Figure 8. Seekur path accuracy without MEMS gyroscope feedback.
Figure 9. Seekur path accuracy when using MEMS gyroscope feedback.
Comparing the path trajectories in Figures 8 and 9, the difference in path accuracy is readily apparent. It should be noted that these experiments utilized early MEMS technology, supporting stability of ~0.02°/second. Current gyroscopes offer performance improvements of 2 to 4 times at the same cost, size, and power levels. As this trend continues, the ability to maintain accurate navigation on repetitive paths will continue to improve, creating opportunities for developing more markets and applications, such as hospital specimen/supply delivery.
Supply escort
Currently, the U.S. Defense Advanced Research Projects Agency (DARPA) continues to emphasize the greater use of robotics to enhance military capabilities in its proposals. Supply escort is one example of this application, where military escort teams are exposed to enemy threats and must move slowly along predictable patterns. Precise navigation allows robots (such as Seekur) to take on more responsibility in supply escort, reducing safety threats to personnel en route. A key performance indicator is the ability to manage GPS outages, where MEMS gyroscope heading feedback is particularly useful. The latest Seekur navigation technology was developed specifically for this environment, using MEMS inertial measurement units (IMUs) to improve accuracy and is designed to incorporate new technologies in terrain management and other functional areas in the future.
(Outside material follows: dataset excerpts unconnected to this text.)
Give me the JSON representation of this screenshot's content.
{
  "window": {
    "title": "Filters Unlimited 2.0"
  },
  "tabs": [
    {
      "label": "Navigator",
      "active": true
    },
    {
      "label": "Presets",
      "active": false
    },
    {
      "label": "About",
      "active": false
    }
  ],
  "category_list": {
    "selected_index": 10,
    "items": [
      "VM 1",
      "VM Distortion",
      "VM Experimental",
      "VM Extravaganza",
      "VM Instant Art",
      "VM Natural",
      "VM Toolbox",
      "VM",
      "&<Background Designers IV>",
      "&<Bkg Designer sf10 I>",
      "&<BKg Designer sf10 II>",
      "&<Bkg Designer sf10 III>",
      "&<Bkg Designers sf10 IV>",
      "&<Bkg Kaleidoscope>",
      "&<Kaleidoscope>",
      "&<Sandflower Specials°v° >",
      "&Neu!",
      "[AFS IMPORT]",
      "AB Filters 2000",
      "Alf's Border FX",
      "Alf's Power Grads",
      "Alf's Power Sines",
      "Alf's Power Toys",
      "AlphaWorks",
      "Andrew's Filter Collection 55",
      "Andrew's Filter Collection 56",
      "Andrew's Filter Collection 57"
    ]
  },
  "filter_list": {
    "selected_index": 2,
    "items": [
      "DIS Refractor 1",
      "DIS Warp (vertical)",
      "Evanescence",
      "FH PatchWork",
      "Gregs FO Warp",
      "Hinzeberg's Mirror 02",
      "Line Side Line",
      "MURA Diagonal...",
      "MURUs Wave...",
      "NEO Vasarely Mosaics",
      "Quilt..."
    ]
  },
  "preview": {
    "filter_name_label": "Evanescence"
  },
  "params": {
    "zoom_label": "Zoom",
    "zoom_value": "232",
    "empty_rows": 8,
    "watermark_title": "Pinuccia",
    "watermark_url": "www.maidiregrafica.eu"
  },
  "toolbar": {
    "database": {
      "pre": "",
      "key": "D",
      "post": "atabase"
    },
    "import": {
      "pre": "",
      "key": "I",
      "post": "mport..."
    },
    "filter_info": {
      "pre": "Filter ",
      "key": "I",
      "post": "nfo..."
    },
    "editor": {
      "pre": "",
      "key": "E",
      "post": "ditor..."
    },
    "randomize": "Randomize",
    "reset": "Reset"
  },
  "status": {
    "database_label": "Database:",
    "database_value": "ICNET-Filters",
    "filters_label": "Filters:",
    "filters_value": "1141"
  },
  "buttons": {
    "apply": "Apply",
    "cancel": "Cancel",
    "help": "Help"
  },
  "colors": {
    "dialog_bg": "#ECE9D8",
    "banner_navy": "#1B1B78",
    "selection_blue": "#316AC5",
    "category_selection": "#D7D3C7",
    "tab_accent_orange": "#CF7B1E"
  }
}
To test the positioning performance of the system with and without an IMU, outdoor path errors were recorded and analyzed. Figure 10 compares the error relative to the true path (derived from GPS) using only the range finding method with the error when combining the range finding method and an IMU within a Kalman filter. The latter's position accuracy is nearly 15 times that of the former.
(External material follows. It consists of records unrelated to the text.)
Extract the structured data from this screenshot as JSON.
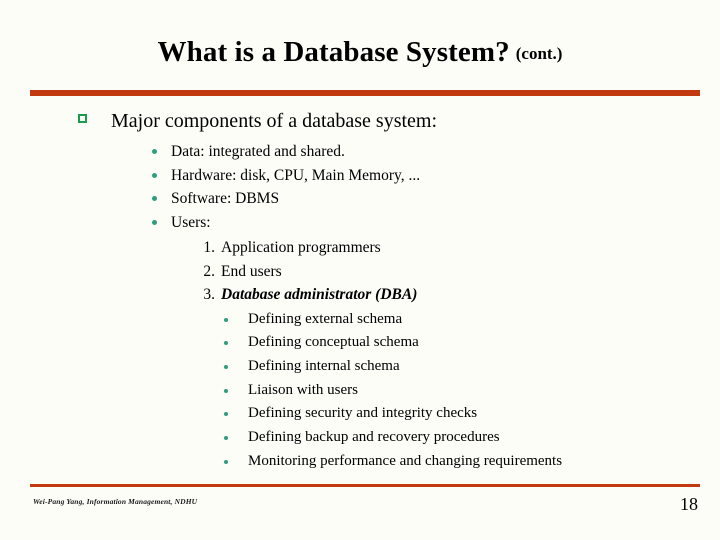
{
  "slide": {
    "title_main": "What is a Database System?",
    "title_cont": "(cont.)",
    "accent_color": "#c2380f",
    "bullet_square_color": "#1a9c4f",
    "bullet_dot_color": "#2e9e7e",
    "background_color": "#fdfdf8"
  },
  "body": {
    "level1": {
      "bullet_icon": "hollow-square-bullet",
      "text": "Major components of a database system:"
    },
    "level2": [
      {
        "bullet_icon": "round-dot-bullet",
        "text": "Data: integrated and shared."
      },
      {
        "bullet_icon": "round-dot-bullet",
        "text": "Hardware: disk, CPU, Main Memory, ..."
      },
      {
        "bullet_icon": "round-dot-bullet",
        "text": "Software: DBMS"
      },
      {
        "bullet_icon": "round-dot-bullet",
        "text": "Users:"
      }
    ],
    "level3": [
      {
        "number": "1.",
        "text": "Application programmers",
        "emphasis": false
      },
      {
        "number": "2.",
        "text": "End users",
        "emphasis": false
      },
      {
        "number": "3.",
        "text": "Database administrator (DBA)",
        "emphasis": true
      }
    ],
    "level4": [
      {
        "bullet_icon": "round-dot-bullet",
        "text": "Defining external schema"
      },
      {
        "bullet_icon": "round-dot-bullet",
        "text": "Defining conceptual schema"
      },
      {
        "bullet_icon": "round-dot-bullet",
        "text": "Defining internal schema"
      },
      {
        "bullet_icon": "round-dot-bullet",
        "text": "Liaison with users"
      },
      {
        "bullet_icon": "round-dot-bullet",
        "text": "Defining security and integrity checks"
      },
      {
        "bullet_icon": "round-dot-bullet",
        "text": "Defining backup and recovery procedures"
      },
      {
        "bullet_icon": "round-dot-bullet",
        "text": "Monitoring performance and changing requirements"
      }
    ]
  },
  "footer": {
    "credit": "Wei-Pang Yang, Information Management, NDHU",
    "page_number": "18"
  }
}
Figure 10. Seekur position error using the range method/IMU (green) and using only the range method (blue).
in conclusion
Robotics platform developers have found that MEMS gyroscope technology offers a cost-effective way to improve orientation estimation and overall accuracy in navigation systems. Pre-calibrated, system-ready devices enable simple functional integration, facilitating a smooth start to development and allowing engineers to focus on system optimization. As MEMS technology continues to improve gyroscope noise, stability, and accuracy, levels of precision and control will continue to rise, opening up new markets for autonomous robotic platforms. Next-generation development of systems such as Seekur can transition from gyroscopes to fully integrated MEMSIMU/6DoF sensors. While yaw-oriented approaches are useful, the world is not flat; many other current and future applications can leverage MEMSIMU for terrain management and further accuracy improvements, with full alignment feedback and correction achieved through three gyroscopes.